While most experts feel that the rollout of the Goods and Services Tax (GST) will not have any immediate impact on the education sector and keep the household budget for academic costs untouched, educationists beg to differ. They believe that the effects of GST will be felt in more ways than one.
Fees for tutorials, competitive exam coaching
While school and college fees are exempt from taxes, parents are concerned about the notice given by coaching classes on the rise in fees to accommodate the new tax regime. For Wanowrie resident Shazia Patel, whose twin children are preparing for Std XII board exams, it means a substantial rise in fees. “I am already paying Rs 4,000 per month for each child’s monthly tuition fee. Their engineering coaching classes will cost me at least Rs 1.5 lakh. I will have to pay an additional 3 per cent on all these fees. This is in addition to all the other costs that will increase,” she lamented.
Durgesh Mangeshkar, director of IIT Prakashan, agreed that the increasing costs of tutorials will impact parents significantly. “While taking into account the exemptions for educational fees, the government does not consider coaching classes. They may be considered a luxury but they are, in fact, a necessity, especially for students preparing for competitive exams. Unfortunately, the fees of such classes are high.. sometimes they are over Rs one lakh, much higher than school or college fees. We are going to start passing on the additional 3 per cent tax burden to parents from next month, so yes, it will affect them,” he said.
Lalit Kumar, MD, Prime Academy also said that the rise in taxes — from 15 per cent service tax to 18 per cent GST — will have to be borne by parents. In some rare cases, the institute may bear the cost, he said.
Fees for certificate programmes, professional courses
The GST council has kept traditional courses and those approved by government-recognised bodies out of the tax net. But the tax component on non-conventional and certificate courses will go up, said Bharat Agarwal, managing trustee, Vishwakarma Institute of Technology.
“We do offer some courses that are not affiliated to the technical education directorate of the state. These may be professional or skill-based courses or some certificate programmes, like a foreign language course. Once GST comes into effect, there is going to be an additional 4 per cent increase in fees, because of the increasing tax,” he said. However, Agarwal said the long-term impact of GST was more important than the immediate effect.
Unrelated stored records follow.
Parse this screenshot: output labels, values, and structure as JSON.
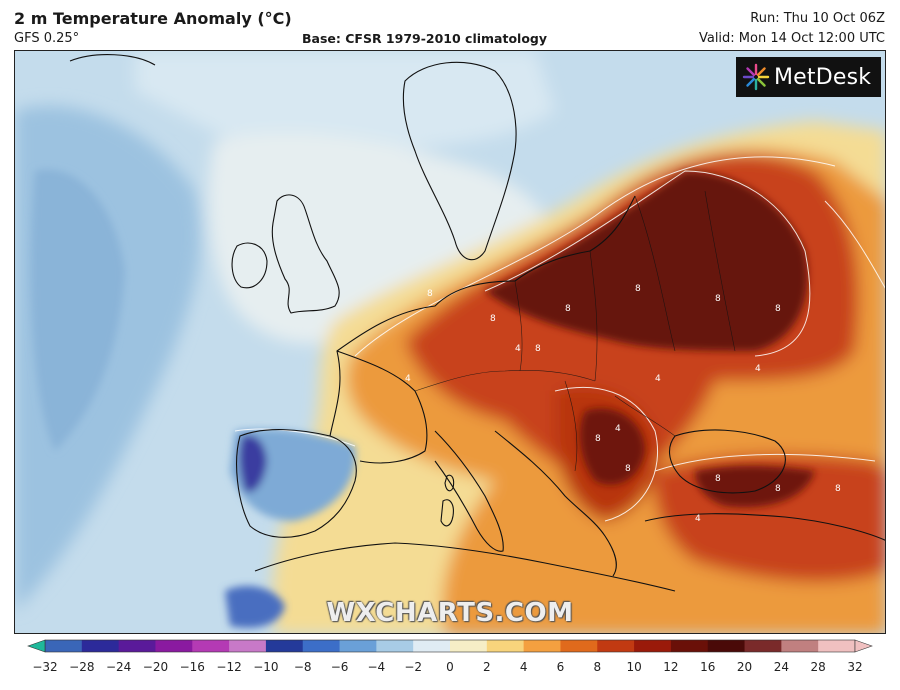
{
  "header": {
    "title": "2 m Temperature Anomaly (°C)",
    "model": "GFS 0.25°",
    "base": "Base: CFSR 1979-2010 climatology",
    "run": "Run: Thu 10 Oct 06Z",
    "valid": "Valid: Mon 14 Oct 12:00 UTC"
  },
  "logo": {
    "text": "MetDesk",
    "icon": "starburst-logo-icon"
  },
  "watermark": "WXCHARTS.COM",
  "colorbar": {
    "ticks": [
      "−32",
      "−28",
      "−24",
      "−20",
      "−16",
      "−12",
      "−10",
      "−8",
      "−6",
      "−4",
      "−2",
      "0",
      "2",
      "4",
      "6",
      "8",
      "10",
      "12",
      "16",
      "20",
      "24",
      "28",
      "32"
    ],
    "colors": [
      "#1fb89a",
      "#3a66b8",
      "#2c2a9a",
      "#5a1a9a",
      "#8a1aa0",
      "#b43ab4",
      "#c879c8",
      "#243a9a",
      "#3c6ec8",
      "#6aa0d8",
      "#a8cce6",
      "#e0ecf4",
      "#f6eec6",
      "#f8d47c",
      "#f4a040",
      "#e06a1c",
      "#c23a12",
      "#9a1a0a",
      "#6a1008",
      "#4a0a08",
      "#7a2a2a",
      "#c08080",
      "#f0c0c0"
    ]
  },
  "contour_labels": [
    "8",
    "8",
    "8",
    "8",
    "8",
    "8",
    "8",
    "8",
    "8",
    "8",
    "8",
    "8",
    "4",
    "4",
    "4",
    "4",
    "4",
    "4"
  ],
  "colors": {
    "ocean_cold": "#b8d4e8",
    "cold_anomaly": "#5a8cc8",
    "very_cold": "#2a3a9a",
    "neutral": "#eef0e0",
    "warm": "#f6d88a",
    "hot": "#e88a2a",
    "very_hot": "#c0340e",
    "extreme": "#5a1008"
  }
}
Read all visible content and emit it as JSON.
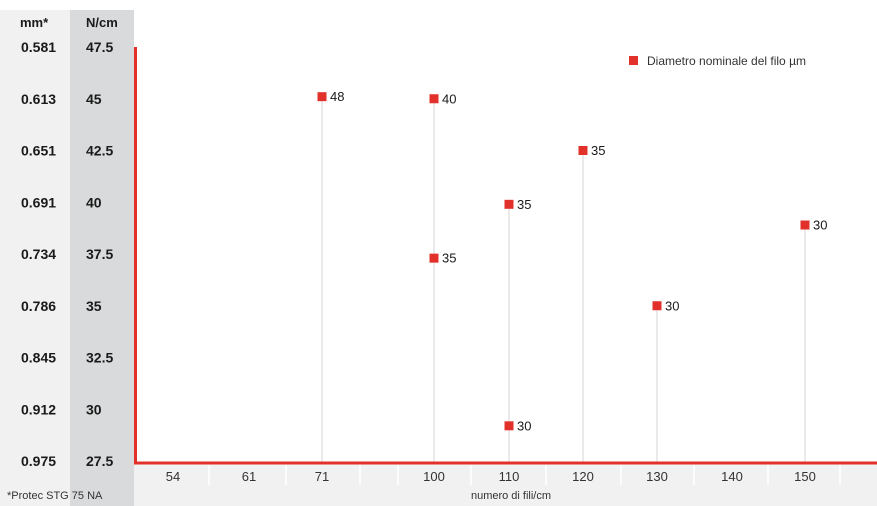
{
  "chart_data": {
    "type": "scatter",
    "xlabel": "numero di fili/cm",
    "left_axis_header": "mm*",
    "right_axis_header": "N/cm",
    "footnote": "*Protec STG 75 NA",
    "legend": "Diametro nominale del filo µm",
    "x_categories": [
      "54",
      "61",
      "71",
      "100",
      "110",
      "120",
      "130",
      "140",
      "150"
    ],
    "y_ticks": [
      47.5,
      45,
      42.5,
      40,
      37.5,
      35,
      32.5,
      30,
      27.5
    ],
    "y_ticks_mm": [
      "0.581",
      "0.613",
      "0.651",
      "0.691",
      "0.734",
      "0.786",
      "0.845",
      "0.912",
      "0.975"
    ],
    "ylim": [
      27.5,
      47.5
    ],
    "grid": false,
    "legend_position": "top-right",
    "points": [
      {
        "x": "71",
        "y": 45.1,
        "label": "48"
      },
      {
        "x": "100",
        "y": 45.0,
        "label": "40"
      },
      {
        "x": "120",
        "y": 42.5,
        "label": "35"
      },
      {
        "x": "110",
        "y": 39.9,
        "label": "35"
      },
      {
        "x": "150",
        "y": 38.9,
        "label": "30"
      },
      {
        "x": "100",
        "y": 37.3,
        "label": "35"
      },
      {
        "x": "130",
        "y": 35.0,
        "label": "30"
      },
      {
        "x": "110",
        "y": 29.2,
        "label": "30"
      }
    ]
  },
  "colors": {
    "marker": "#e2312a",
    "axis": "#e2312a",
    "panel_bg": "#f1f1f2",
    "n_column_bg": "#d9dadb"
  }
}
“This year, you may not see any immediate impact on fees, but from next year, there will be some revision. That’s because while college fees may be tax-free, the cost to an educational institution is likely to increase. For example, many institutes are operating from rental premises and rents are not low when taxes are applicable. Besides that, stationery, transport, housekeeping staff, security services and much more are needed to run a college and if all these costs increase, then in the long run, a fee revision is likely, though colleges will try to absorb the costs,” he said.
Living costs for students
In a city like Pune, which has a large number of students who come from across India to pursue higher education, educationists say that the impact of GST on them will be inevitable.
“Our college fees may not increase but these students need transport, mess and canteens, hostels and many other services, where the impact of GST can be seen. Hence, their living costs are likely to get affected,” said Swati Mujumdar, director, Symbiosis Centre for Distance Learning.
“Food-related expenses, especially dining out, will cost me much more now. We hostelites usually prefer dining out, or eating in canteens and dining halls, so we will be affected by GST. Even watching movies at multiplexes will become more expensive,” said Bijit Somani, a final year student of chartered accountancy.